There are a number of variables that make the risk of virus transmissibility outdoors relatively low, although admittedly, this risk has not been definitively measured. Things like wind, sunlight, rain, humidity, and temperature can affect virus infectivity and transmissibility, making the outside safer than an inside environment. As long as you are not engaging in group exercise and staying a safe distance from others, your risk of catching or transmitting the virus outside is low.
So, Should I Wear a Mask?
If you are running in a densely populated area, the best thing to do would change routes or change running times to avoid crowds. This will make it easier for you to exercise outdoors without worrying about wearing a mask.
If this is impossible, running with a mask is an option, however, it does come with some risks.
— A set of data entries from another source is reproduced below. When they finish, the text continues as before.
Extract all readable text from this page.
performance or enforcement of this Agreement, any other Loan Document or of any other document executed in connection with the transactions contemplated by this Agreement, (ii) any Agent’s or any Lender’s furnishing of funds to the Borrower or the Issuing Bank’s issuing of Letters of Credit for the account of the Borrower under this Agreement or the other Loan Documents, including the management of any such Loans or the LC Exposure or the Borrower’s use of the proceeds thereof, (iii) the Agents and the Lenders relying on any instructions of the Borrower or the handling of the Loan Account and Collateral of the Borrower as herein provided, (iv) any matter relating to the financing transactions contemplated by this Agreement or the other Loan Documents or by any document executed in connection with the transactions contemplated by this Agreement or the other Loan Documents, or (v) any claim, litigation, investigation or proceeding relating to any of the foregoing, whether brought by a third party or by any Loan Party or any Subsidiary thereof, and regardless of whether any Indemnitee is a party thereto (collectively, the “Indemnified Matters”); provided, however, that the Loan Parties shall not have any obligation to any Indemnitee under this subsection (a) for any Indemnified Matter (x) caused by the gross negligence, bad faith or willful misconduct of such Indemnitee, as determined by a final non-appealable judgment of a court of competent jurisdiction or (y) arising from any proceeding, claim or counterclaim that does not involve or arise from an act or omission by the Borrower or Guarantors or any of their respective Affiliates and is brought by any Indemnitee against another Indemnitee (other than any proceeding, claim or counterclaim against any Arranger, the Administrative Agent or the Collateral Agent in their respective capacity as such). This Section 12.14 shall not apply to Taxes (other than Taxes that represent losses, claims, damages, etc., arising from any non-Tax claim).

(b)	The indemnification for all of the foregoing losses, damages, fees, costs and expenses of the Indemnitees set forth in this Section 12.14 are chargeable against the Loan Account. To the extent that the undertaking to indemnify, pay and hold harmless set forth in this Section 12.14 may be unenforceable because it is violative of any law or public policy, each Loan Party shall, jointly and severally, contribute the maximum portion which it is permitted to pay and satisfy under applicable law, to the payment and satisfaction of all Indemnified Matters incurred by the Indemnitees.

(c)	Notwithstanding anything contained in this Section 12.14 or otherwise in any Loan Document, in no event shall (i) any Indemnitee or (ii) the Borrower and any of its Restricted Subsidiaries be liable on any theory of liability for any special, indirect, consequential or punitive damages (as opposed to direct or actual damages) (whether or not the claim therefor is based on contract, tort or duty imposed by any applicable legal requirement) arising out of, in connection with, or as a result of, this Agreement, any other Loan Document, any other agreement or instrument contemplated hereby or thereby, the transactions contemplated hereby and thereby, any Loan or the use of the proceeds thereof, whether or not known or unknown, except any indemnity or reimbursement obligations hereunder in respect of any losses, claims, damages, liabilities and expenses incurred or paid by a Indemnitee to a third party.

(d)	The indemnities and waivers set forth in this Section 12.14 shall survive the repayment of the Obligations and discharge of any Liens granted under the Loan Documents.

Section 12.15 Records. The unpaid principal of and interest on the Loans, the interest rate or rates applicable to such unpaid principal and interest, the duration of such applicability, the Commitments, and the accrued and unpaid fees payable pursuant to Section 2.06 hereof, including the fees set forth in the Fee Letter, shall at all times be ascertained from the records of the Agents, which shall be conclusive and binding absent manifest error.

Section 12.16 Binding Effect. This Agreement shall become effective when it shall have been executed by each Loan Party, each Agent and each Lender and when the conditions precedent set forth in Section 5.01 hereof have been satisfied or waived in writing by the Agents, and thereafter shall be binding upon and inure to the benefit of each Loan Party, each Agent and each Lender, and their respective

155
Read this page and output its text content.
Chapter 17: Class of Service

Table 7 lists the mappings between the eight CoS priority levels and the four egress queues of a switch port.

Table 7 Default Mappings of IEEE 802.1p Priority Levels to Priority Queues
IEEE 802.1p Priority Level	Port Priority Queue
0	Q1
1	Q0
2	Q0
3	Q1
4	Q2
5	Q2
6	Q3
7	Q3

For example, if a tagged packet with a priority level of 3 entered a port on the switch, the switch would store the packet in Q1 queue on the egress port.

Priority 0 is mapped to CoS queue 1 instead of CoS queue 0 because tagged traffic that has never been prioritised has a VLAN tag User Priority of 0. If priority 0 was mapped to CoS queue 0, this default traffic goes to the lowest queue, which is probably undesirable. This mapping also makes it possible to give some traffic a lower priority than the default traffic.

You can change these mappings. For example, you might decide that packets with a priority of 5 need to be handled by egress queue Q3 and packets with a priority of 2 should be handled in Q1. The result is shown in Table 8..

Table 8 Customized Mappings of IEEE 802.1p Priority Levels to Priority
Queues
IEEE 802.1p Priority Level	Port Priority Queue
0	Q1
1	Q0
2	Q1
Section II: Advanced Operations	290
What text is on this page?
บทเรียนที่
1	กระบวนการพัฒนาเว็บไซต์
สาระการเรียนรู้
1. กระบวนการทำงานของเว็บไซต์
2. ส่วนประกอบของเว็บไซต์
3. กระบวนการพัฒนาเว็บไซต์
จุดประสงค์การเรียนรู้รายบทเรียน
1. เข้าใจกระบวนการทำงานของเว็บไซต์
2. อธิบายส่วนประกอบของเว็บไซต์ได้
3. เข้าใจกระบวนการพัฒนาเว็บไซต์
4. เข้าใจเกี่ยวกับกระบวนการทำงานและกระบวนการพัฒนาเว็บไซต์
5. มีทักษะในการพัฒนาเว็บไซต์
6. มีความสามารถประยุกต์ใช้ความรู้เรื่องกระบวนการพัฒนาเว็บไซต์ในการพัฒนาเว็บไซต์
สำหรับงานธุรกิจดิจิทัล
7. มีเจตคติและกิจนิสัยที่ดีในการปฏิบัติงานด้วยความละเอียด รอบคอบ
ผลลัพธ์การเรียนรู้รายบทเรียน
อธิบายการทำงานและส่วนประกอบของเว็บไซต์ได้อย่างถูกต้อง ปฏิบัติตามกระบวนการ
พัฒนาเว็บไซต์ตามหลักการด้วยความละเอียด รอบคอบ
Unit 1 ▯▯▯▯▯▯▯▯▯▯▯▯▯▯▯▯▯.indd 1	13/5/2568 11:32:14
An increasingly popular tactic with some runners is to keep a mask around their neck and pull it up when passing or coming within a close distance of someone else. This is not effective because it’s likely to increase your germ transmission due to all the face-touching involved. If you choose to wear a mask, do so throughout the entire run. Make sure to wear a moisture-wicking face covering; wet masks lose antimicrobial efficiency and are not doing any good in preventing spread of the virus.
Could Wearing a Mask Be Harmful to the Runner?
It is important to mention that wearing a mask while you run may be uncomfortable, but it is not dangerous. Information about people getting hypercapnia while wearing a mask have been flying around the internet scaring people. Hypercapnia occurs when there is an excess of carbon dioxide in the blood. Symptoms include dizziness, drowsiness, headache, disorientation, and fatigue. Severe cases can show symptoms such as seizures, loss of consciousness, and even death.
However, the causes of hypercapnia include lung disease, not breathing properly (like an asthma attack), or exposure to environments that are high in carbon dioxide (like a volcano eruption or space). One of the causes does not include wearing a mask. Masks can reduce the spread of COVID-19 because the particles are large enough to be trapped by the mask and not pass through. The same does not apply for gases such as carbon dioxide and oxygen, which pass freely through the mask, preventing hypercapnia from occurring.
While there doesn’t seem to be a medical reason to wear a mask while running with the appropriate social distance, there are definitely social reasons. New York Gov. Andrew Cuomo continually says in his daily novel coronavirus updates that it’s a sign of respect for the other people around you.
Regardless of your stance on wearing a mask while running, be sure to wear one in the grocery store, picking up takeout, and other places where social distancing is not as feasible according to the CDC guidelines.